Venezuela e o 3º governo Lula
“O Brasil passa a ter um papel muito importante nisso ao criar a normalização das relações diplomáticas com a Venezuela (porque o que o [presidente Jair] Bolsonaro fez é um absurdo, é uma aberração) e, na sequência, insistir em uma saída diplomática mas com a plena devolução de direitos econômicos. É preciso ressarcir o prejuízo que a Venezuela teve, porque a Venezuela foi roubada. Repito: ela foi roubada com a Citgo, que era da PDVSA nos Estados Unidos, e com os depósitos em ouro que estão em Londres. Eles foram roubados e estão rendendo de forma roubada, e as justiças dos Estados Unidos e da Inglaterra insistem em formalizar esse roubo. Então a diplomacia brasileira tem um papel muito importante nisso. E pode, inclusive, ser o pivô dessa renegociação ampla.”
“E o Brasil tinha essa capacidade com as construtoras, com a construção pesada, com as empreiteiras, com o complexo de obras de infraestrutura que a [Operação] Lava Jato quebrou. Então também vai ao encontro de remontar um setor da construção civil no Brasil pós-Lava Jato.”

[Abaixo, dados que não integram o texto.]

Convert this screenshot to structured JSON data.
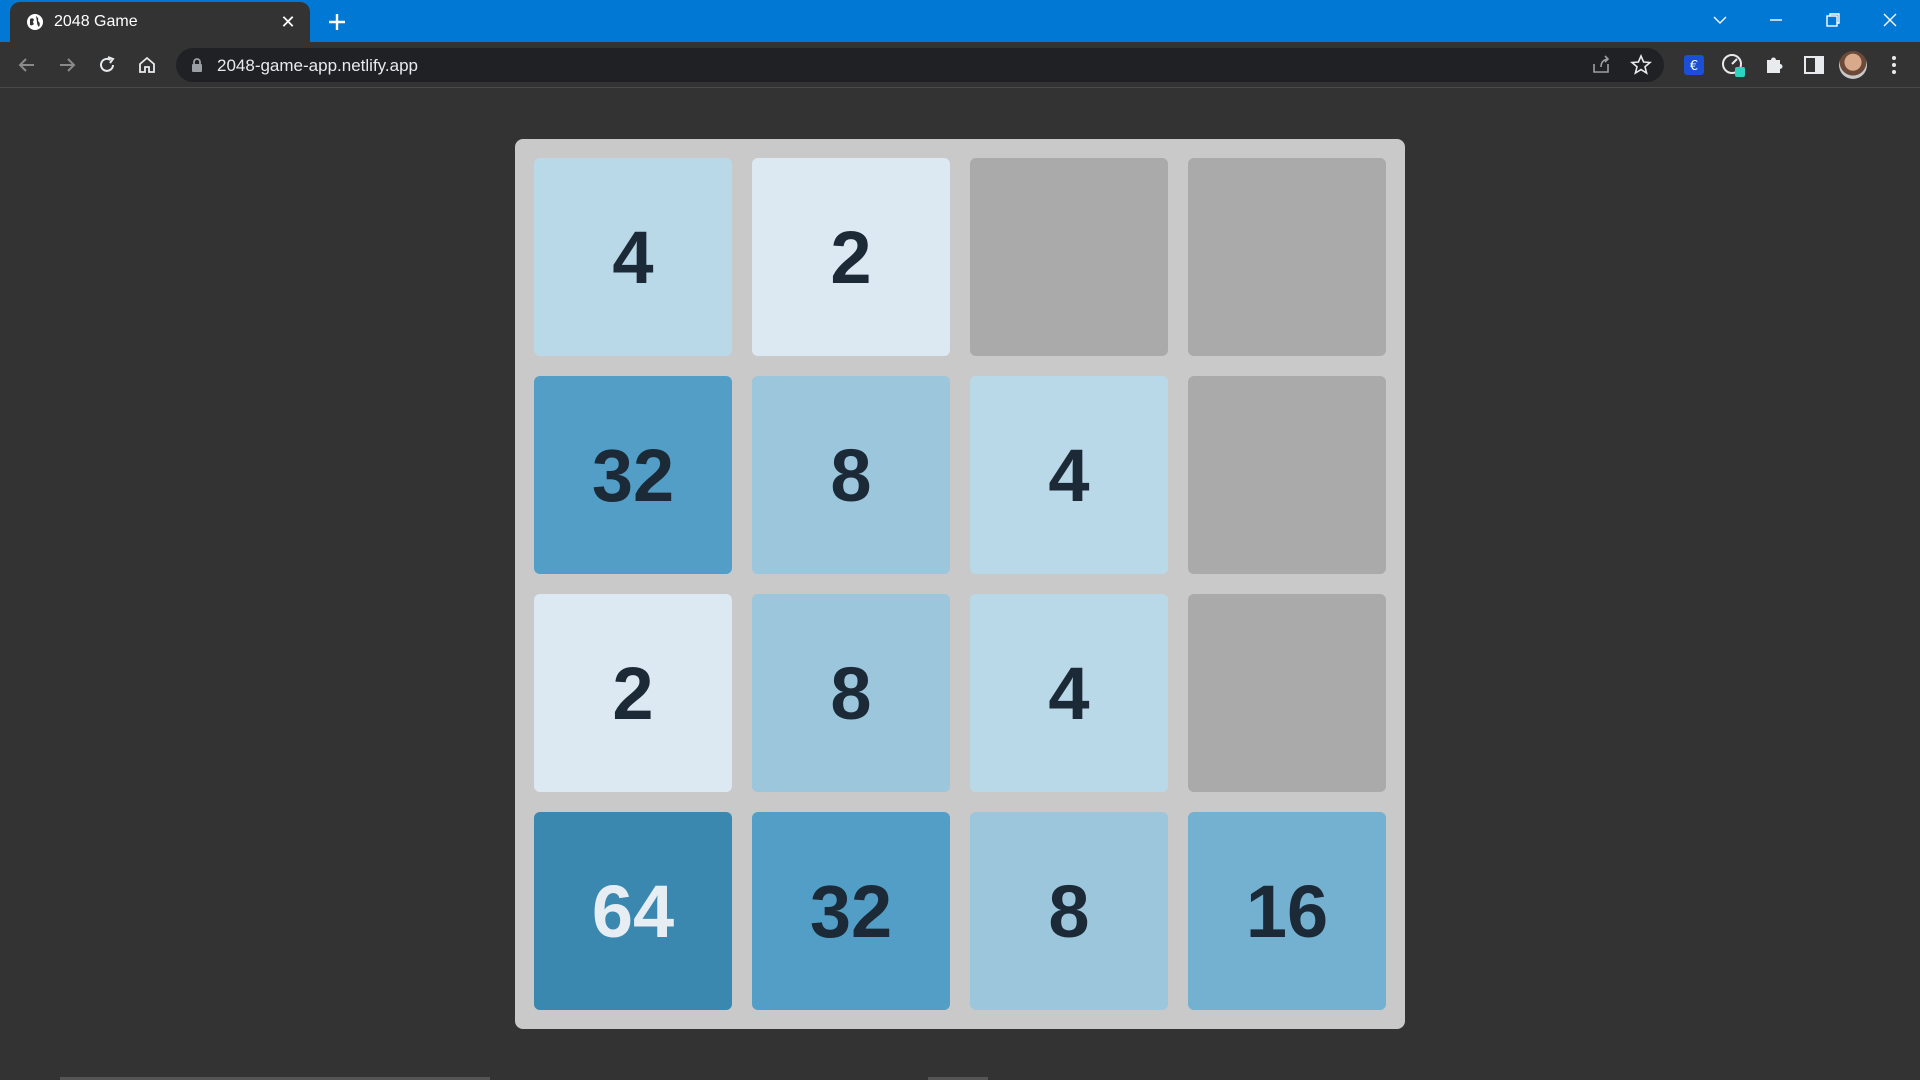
{
  "browser": {
    "tab_title": "2048 Game",
    "url": "2048-game-app.netlify.app",
    "accent_color": "#0078d4",
    "icons": [
      "globe-icon",
      "close-icon",
      "plus-icon",
      "chevron-down-icon",
      "minimize-icon",
      "restore-icon",
      "window-close-icon",
      "back-icon",
      "forward-icon",
      "reload-icon",
      "home-icon",
      "lock-icon",
      "share-icon",
      "star-icon",
      "euro-extension-icon",
      "speed-extension-icon",
      "puzzle-icon",
      "side-panel-icon",
      "profile-avatar",
      "menu-icon"
    ]
  },
  "game": {
    "rows": [
      [
        "4",
        "2",
        "",
        ""
      ],
      [
        "32",
        "8",
        "4",
        ""
      ],
      [
        "2",
        "8",
        "4",
        ""
      ],
      [
        "64",
        "32",
        "8",
        "16"
      ]
    ],
    "colors": {
      "2": "#dde9f2",
      "4": "#b9d9e9",
      "8": "#9bc6dc",
      "16": "#74b0d0",
      "32": "#529ec6",
      "64": "#3a87b0",
      "empty": "#aaaaaa",
      "board": "#c9c9c9"
    }
  }
}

“Sempre tenho muitos pés-atrás com […] a posição dos Estados Unidos […] [quanto à] América Latina, mas, sem tergiversar, o gesto de Biden mais correto seria, de novo, devolver a Citgo e insistir com seu aliado subalterno, que é a Inglaterra, para a devolução do ouro roubado. A caneta do presidente é muito forte nos Estados Unidos. É mais forte que no Brasil, por exemplo, com relação à distribuição de poderes entre Executivo e Congresso. Então é importante que aquilo que depende da caneta presidencial, o Biden sinalize [a devolução da Citgo]”, avaliou.

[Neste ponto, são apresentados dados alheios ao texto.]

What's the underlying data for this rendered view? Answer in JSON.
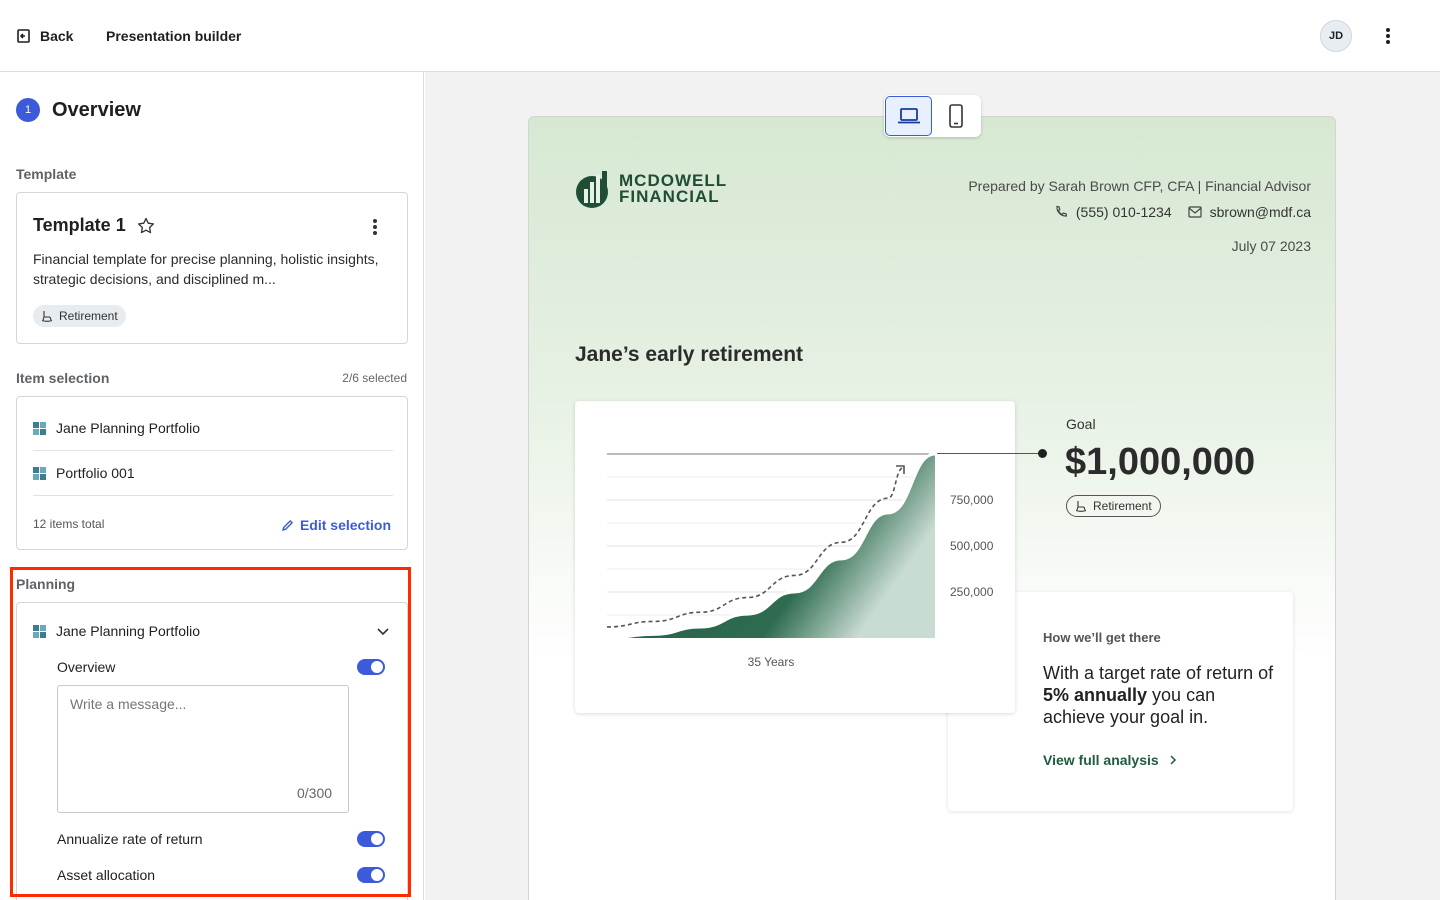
{
  "topbar": {
    "back_label": "Back",
    "title": "Presentation builder",
    "avatar_initials": "JD"
  },
  "left": {
    "step_number": "1",
    "step_title": "Overview",
    "template_section": "Template",
    "template": {
      "name": "Template 1",
      "description": "Financial template for precise planning, holistic insights, strategic decisions, and disciplined m...",
      "tag": "Retirement"
    },
    "item_selection": {
      "label": "Item selection",
      "count": "2/6 selected",
      "items": [
        "Jane Planning Portfolio",
        "Portfolio 001"
      ],
      "total": "12 items total",
      "edit_label": "Edit selection"
    },
    "planning": {
      "label": "Planning",
      "portfolio": "Jane Planning Portfolio",
      "overview_label": "Overview",
      "overview_on": true,
      "message_placeholder": "Write a message...",
      "message_counter": "0/300",
      "annualize_label": "Annualize rate of return",
      "annualize_on": true,
      "asset_label": "Asset allocation",
      "asset_on": true
    }
  },
  "preview": {
    "logo_line1": "MCDOWELL",
    "logo_line2": "FINANCIAL",
    "prepared_by": "Prepared by Sarah Brown  CFP, CFA  |  Financial Advisor",
    "phone": "(555) 010-1234",
    "email": "sbrown@mdf.ca",
    "date": "July 07 2023",
    "plan_title": "Jane’s early retirement",
    "goal_label": "Goal",
    "goal_value": "$1,000,000",
    "goal_tag": "Retirement",
    "how_label": "How we’ll get there",
    "how_text_1": "With a target rate of return of ",
    "how_text_bold": "5% annually",
    "how_text_2": " you can achieve your goal in.",
    "how_link": "View full analysis"
  },
  "chart_data": {
    "type": "area",
    "xlabel": "35 Years",
    "y_ticks": [
      "750,000",
      "500,000",
      "250,000"
    ],
    "ylim": [
      0,
      1000000
    ],
    "series": [
      {
        "values": [
          0,
          20000,
          60000,
          130000,
          250000,
          430000,
          680000,
          1000000
        ]
      },
      {
        "values": [
          60000,
          90000,
          140000,
          220000,
          340000,
          520000,
          760000,
          1000000
        ]
      }
    ]
  },
  "colors": {
    "accent": "#3b5bdb",
    "brand_green": "#1f4d35",
    "highlight": "#ff2a00"
  }
}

“Isso seria muito relevante. Porque não precisa ser muito inteligente para entender que entre Estados Unidos e Venezuela a única chance de incidência direta neste momento é um golpe de Estado, que está cada vez mais distante. Isso ou a retomada de um pacto democrático com uma centro-direita ganhando. E isso não está tão distante ao fim do governo Maduro”, argumentou. “Do contrário, toda saída venezuelana vai ser ir ao encontro das economias que são rivais ou concorrenciais aos Estados Unidos, por exemplo China, Rússia e Irã. Especificamente Rússia e Irã, pela posição também de país sancionado pela arrogância dos Estados Unidos.”
“As alianças históricas do Brasil são com os vizinhos latino-americanos, com os Estados Unidos, com a União Europeia, parceria comercial e empresarial com a China. O mundo é mais do que isso, e o Brasil vai se voltar aos vizinhos e vai se voltar às relações Sul–Sul, heterodoxas e pragmáticas. Talvez seja mais interessante para os Estados Unidos garantir que não vão interferir nessa aproximação Brasil e Venezuela do que a Venezuela ficar totalmente dependente de capitais de apoio da China, da Rússia e também do Irã (com maquinário pesado, maquinário agrícola etc.). Seria um ponto de vista lúcido, mas não tenho certeza de que o Departamento de Estado dos EUA tem essa lucidez.”